Darolutamide is a second-generation androgen receptor (AR) antagonist (2GARA) with established benefit in treating patients with non-metastatic castration-resistant prostate cancer (M0-CRPC) and metastatic castration-sensitive prostate cancer. Its real-world effectiveness in the treatment of patients with metastatic (M1) CRPC, including those who have progressed on CYP17 inhibitors (CYP17Is) or other 2GARAs (enzalutamide/apalutamide), is not well-described. We assessed the real-world effectiveness of darolutamide in a racially diverse cohort of 44 M1-CRPC and 11 M0-CRPC patients and collected data on baseline and emerging AR mutations in circulating tumor DNA (ctDNA) in these patients. The median progression-free survival (PFS) was 2.15 months for M1-CRPC and 21.16 months for M0-CRPC patients.
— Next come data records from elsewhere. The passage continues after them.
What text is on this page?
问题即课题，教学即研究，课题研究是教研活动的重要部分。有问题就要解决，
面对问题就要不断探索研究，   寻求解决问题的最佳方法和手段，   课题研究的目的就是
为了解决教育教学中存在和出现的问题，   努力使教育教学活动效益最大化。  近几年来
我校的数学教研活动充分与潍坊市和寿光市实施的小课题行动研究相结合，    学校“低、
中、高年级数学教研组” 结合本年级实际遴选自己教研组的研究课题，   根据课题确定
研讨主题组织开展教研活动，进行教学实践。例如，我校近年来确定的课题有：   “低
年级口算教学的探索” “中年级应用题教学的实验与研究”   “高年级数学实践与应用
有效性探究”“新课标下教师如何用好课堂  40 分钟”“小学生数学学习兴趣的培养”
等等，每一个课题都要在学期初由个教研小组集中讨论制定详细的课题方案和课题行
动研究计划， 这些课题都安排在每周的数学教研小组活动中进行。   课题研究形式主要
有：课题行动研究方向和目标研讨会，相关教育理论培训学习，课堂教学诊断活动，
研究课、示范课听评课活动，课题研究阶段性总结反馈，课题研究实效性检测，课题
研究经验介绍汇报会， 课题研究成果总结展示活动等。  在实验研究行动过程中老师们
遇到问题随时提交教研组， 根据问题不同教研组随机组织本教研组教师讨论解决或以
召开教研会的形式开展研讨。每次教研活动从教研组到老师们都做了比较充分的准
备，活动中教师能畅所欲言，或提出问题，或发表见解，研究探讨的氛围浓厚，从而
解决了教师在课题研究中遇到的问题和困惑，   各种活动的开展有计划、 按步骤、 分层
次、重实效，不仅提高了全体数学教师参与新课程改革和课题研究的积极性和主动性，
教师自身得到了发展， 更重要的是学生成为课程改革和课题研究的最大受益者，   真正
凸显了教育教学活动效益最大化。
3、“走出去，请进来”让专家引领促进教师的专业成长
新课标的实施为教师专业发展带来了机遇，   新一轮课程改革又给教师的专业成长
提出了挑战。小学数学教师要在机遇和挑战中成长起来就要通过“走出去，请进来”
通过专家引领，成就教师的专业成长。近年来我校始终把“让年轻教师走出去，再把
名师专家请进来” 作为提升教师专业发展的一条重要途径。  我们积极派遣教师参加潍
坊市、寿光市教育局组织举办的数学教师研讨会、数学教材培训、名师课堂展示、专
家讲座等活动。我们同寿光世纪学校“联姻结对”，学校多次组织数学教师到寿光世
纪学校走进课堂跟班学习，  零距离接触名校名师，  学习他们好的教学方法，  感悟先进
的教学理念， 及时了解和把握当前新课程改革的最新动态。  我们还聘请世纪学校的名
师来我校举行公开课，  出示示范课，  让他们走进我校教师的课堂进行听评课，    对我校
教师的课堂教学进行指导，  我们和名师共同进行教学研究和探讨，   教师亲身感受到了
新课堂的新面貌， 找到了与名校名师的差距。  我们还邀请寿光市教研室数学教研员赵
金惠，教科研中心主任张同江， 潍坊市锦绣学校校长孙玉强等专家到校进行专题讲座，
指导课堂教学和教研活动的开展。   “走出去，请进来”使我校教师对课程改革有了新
In the M1-CRPC cohort, the median PFS was longer in those who had only received prior CYP17Is compared to 2GARA-resistant patients (2.43 vs 1.61 months; P = 0.03). Darolutamide suppressed serum PSA levels by >50% in 5/44 M1-CRPC patients (11.4%), all previously 2GARA-naïve. M1-CRPC patients resistant only to CYP17Is had improved mean best percent PSA changes from baseline compared to 2GARA-resistant patients (4.68 vs 42.34%; P = 0.047). PFS was not significantly different between African-American and non-African-American patients, or between patients with and without AR mutations at baseline. AR mutations emerging or increasing in allele fraction in ctDNA upon darolutamide treatment included H875Y, H100Q, D891H, T878A, L702H, L329W, N767Y and AR copy number gain. In summary, darolutamide may provide some benefit in CYP17I-refractory M1-CRPC patients, even in the presence of AR mutations. Resistance to other 2GARAs may significantly decrease benefit from darolutamide.